According to relevant regulatory documents, at least four companies launched initial public offerings (IPOs) in Hong Kong on Friday, including an American jet manufacturer and a Chinese generative artificial intelligence company, aiming to raise up to $500 million.
Minnesota-based small jet manufacturer Cirrus Aircraft plans to raise up to $197 million by selling 54.87 million shares at a price range of HK$27.34 to HK$28 per share.
If the IPO is priced at the upper end of this range, Cirrus would be valued at $1.3 billion, with cornerstone investors already subscribing to approximately $109 million worth of stocks.
Cirrus was acquired by the Chinese state-owned enterprise China Aviation Industry General Aircraft (CAIGA) in 2011. According to Cirrus's listing documents, CAIGA will control around 85% of the company after the IPO.
Ride-hailing app Chengqi Technology plans to raise up to $174 million by selling 30 million shares at a price range of HK$34 to HK$45.4 per share.
AI company Shanghai Sensetime plans to raise $85 million by selling 4.36 million shares at a fixed price of HK$152.1 per share.
Fintech data analytics company supported by Alibaba, Baiwang, plans to raise nearly $50 million by selling 9.62 million shares at a price range of HK$36 to HK$40 per share.

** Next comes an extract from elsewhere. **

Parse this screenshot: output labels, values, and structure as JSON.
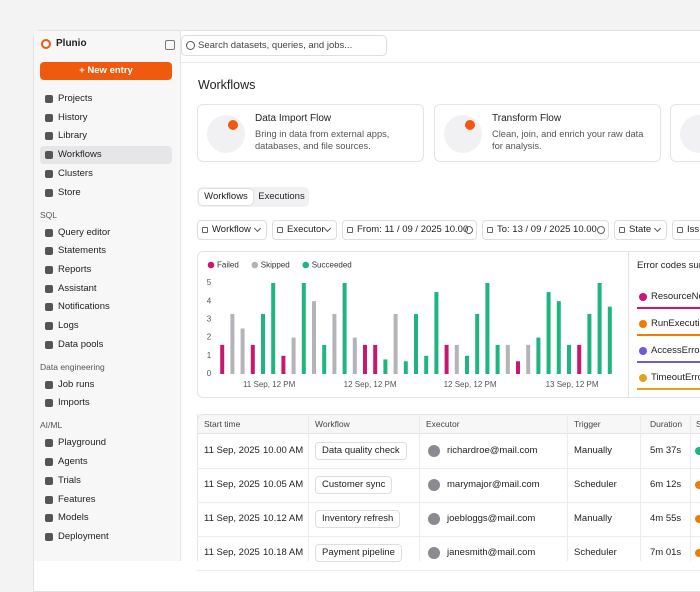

Additionally, three small companies, GL-Carlink Technology, Ruichang International, and Fangzhou Technology, plan to jointly raise $50 million.
According to LSEG data, the total value of new share issuances in Hong Kong fell from $2.12 billion in the first half of 2023 to $1.46 billion in the first half of 2024. Against this backdrop, there has been a surge of IPOs.